Grafana Cloud steps up to on-call management, Traces completes enterprise stack; Also, Loki gets easier

Grafana Loki

Grafana Labs used its customer conference, ObservabilityCON, to announce updates to its commercial offerings and put a spotlight on some recent releases from its open source portfolio.

One of the new helpers the company announced is Grafana Enterprise Traces. The self-managed tracing service uses open source project Tempo as its foundation, but includes enterprise-grade features like access control and support. 

Another new addition is the recorded queries feature that allows enterprise customers to export the results of non-time series queries.

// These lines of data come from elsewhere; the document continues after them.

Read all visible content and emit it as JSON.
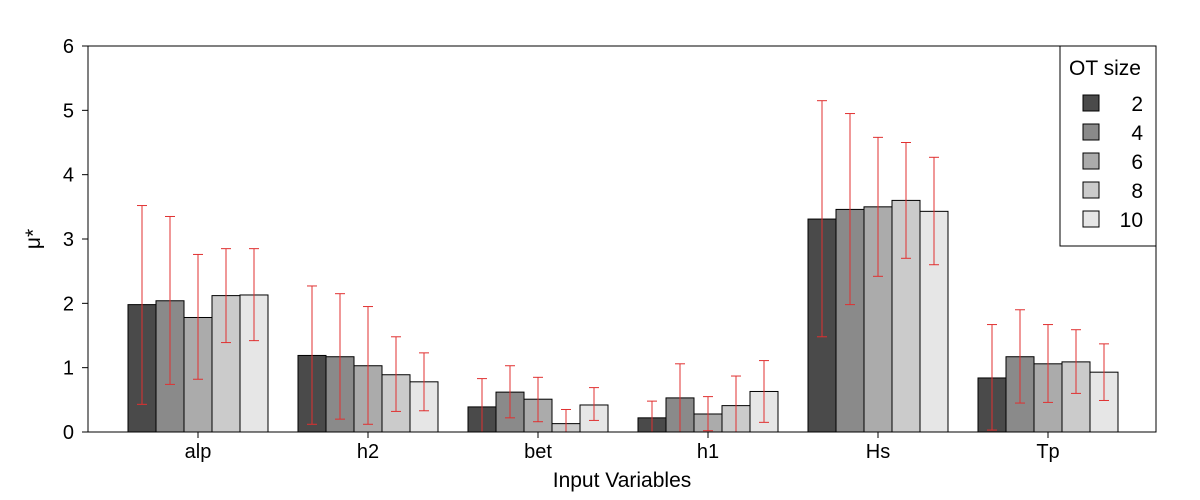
{
  "chart_data": {
    "type": "bar",
    "title": "",
    "xlabel": "Input Variables",
    "ylabel": "μ*",
    "ylim": [
      0,
      6
    ],
    "yticks": [
      "0",
      "1",
      "2",
      "3",
      "4",
      "5",
      "6"
    ],
    "grid": false,
    "categories": [
      "alp",
      "h2",
      "bet",
      "h1",
      "Hs",
      "Tp"
    ],
    "legend": {
      "title": "OT size",
      "placement": "top-right"
    },
    "error_bar_color": "#e03030",
    "series": [
      {
        "name": "2",
        "color": "#4a4a4a",
        "values": [
          1.98,
          1.19,
          0.39,
          0.22,
          3.31,
          0.84
        ],
        "err_low": [
          0.43,
          0.12,
          0.0,
          0.0,
          1.48,
          0.03
        ],
        "err_high": [
          3.52,
          2.27,
          0.83,
          0.48,
          5.15,
          1.67
        ]
      },
      {
        "name": "4",
        "color": "#8a8a8a",
        "values": [
          2.04,
          1.17,
          0.62,
          0.53,
          3.46,
          1.17
        ],
        "err_low": [
          0.74,
          0.2,
          0.22,
          0.0,
          1.98,
          0.45
        ],
        "err_high": [
          3.35,
          2.15,
          1.03,
          1.06,
          4.95,
          1.9
        ]
      },
      {
        "name": "6",
        "color": "#ababab",
        "values": [
          1.78,
          1.03,
          0.51,
          0.28,
          3.5,
          1.06
        ],
        "err_low": [
          0.82,
          0.12,
          0.16,
          0.02,
          2.42,
          0.46
        ],
        "err_high": [
          2.76,
          1.95,
          0.85,
          0.55,
          4.58,
          1.67
        ]
      },
      {
        "name": "8",
        "color": "#cbcbcb",
        "values": [
          2.12,
          0.89,
          0.13,
          0.41,
          3.6,
          1.09
        ],
        "err_low": [
          1.39,
          0.32,
          0.0,
          0.0,
          2.7,
          0.6
        ],
        "err_high": [
          2.85,
          1.48,
          0.35,
          0.87,
          4.5,
          1.59
        ]
      },
      {
        "name": "10",
        "color": "#e6e6e6",
        "values": [
          2.13,
          0.78,
          0.42,
          0.63,
          3.43,
          0.93
        ],
        "err_low": [
          1.42,
          0.33,
          0.18,
          0.15,
          2.6,
          0.49
        ],
        "err_high": [
          2.85,
          1.23,
          0.69,
          1.11,
          4.27,
          1.37
        ]
      }
    ]
  }
}
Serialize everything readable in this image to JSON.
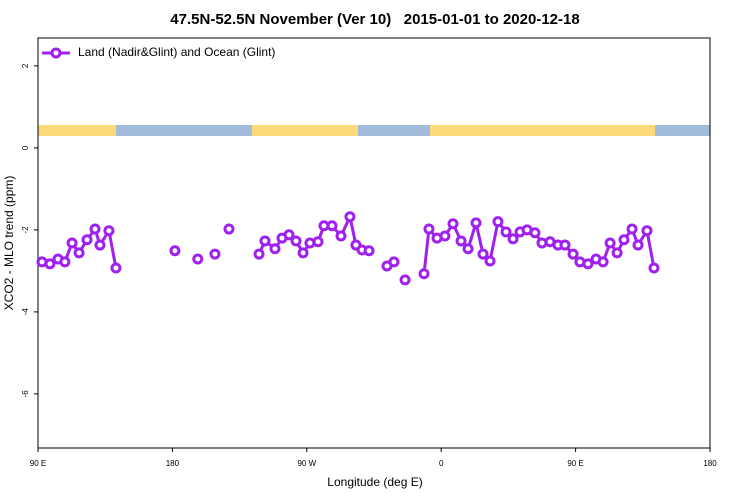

Like that they have a chance to construct time series where it wasn’t an official option before and recognise trends in data — which could be helpful when reviewing processes, for example.

Since collecting data is always costly, the Grafana team also introduced a cardinality analysis tool that can be used for optimization purposes, while fresh query sharding capabilities in Grafana Enterprise Metrics and Cloud Metrics are hoped to speed up query execution.

ObservabilityCON also marked the kickoff of the public beta preview phase for Grafana OnCall. The on-call management tool is the result of an acquisition Grafana Labs made earlier this year, and is meant to be integrated into Grafana Cloud deployments. Amongst other things it promises a unified interface to manage Grafana, Prometheus, and Altermanager alerts, options to create and manage on-call schedules, and a UI to set up escalation chains. 

Commercial offerings aside, Grafana Labs recently also released new versions of its logging system Loki and distributed tracing backend Tempo. Tempo is now available in v1.2, which provides users with an easy way of comparing current config values with the default, and an option to query backend blocks via the command line interface. There’s also a command to search a time range for a key/value pair, a runtime config handler, and the project learned to check ingesters for traces. 

Despite only being a minor release, Tempo 1.2 includes a couple of breaking changes that are due to information consolidation, name changes, and added support for partial results from failed block queries. According to the release notes this “will likely have no impact on your deployment” but could lead to “a temporary read outage during deployment” of the new version.

Meanwhile the developers behind Loki put their focus on ease of use for the 2.4 release. The system no longer requires logs to be sent in strict chronological order, and comes fitted with a so-called simple scalable deployment mode. The latter bundles component microservices into read and write targets in order to offer a higher availability write path and scale read paths independently according to demand. 

Other than that, a consumer for getting Kafka logs into Loki was added, and recording rules were reworked to be more resilient so that they’re now part of the regular feature set. The team also worked to reduce Loki’s configuration and improve defaults, so users who haven’t set limits in their config files before should check the upgrade guide to not run into problems when switching to the new version.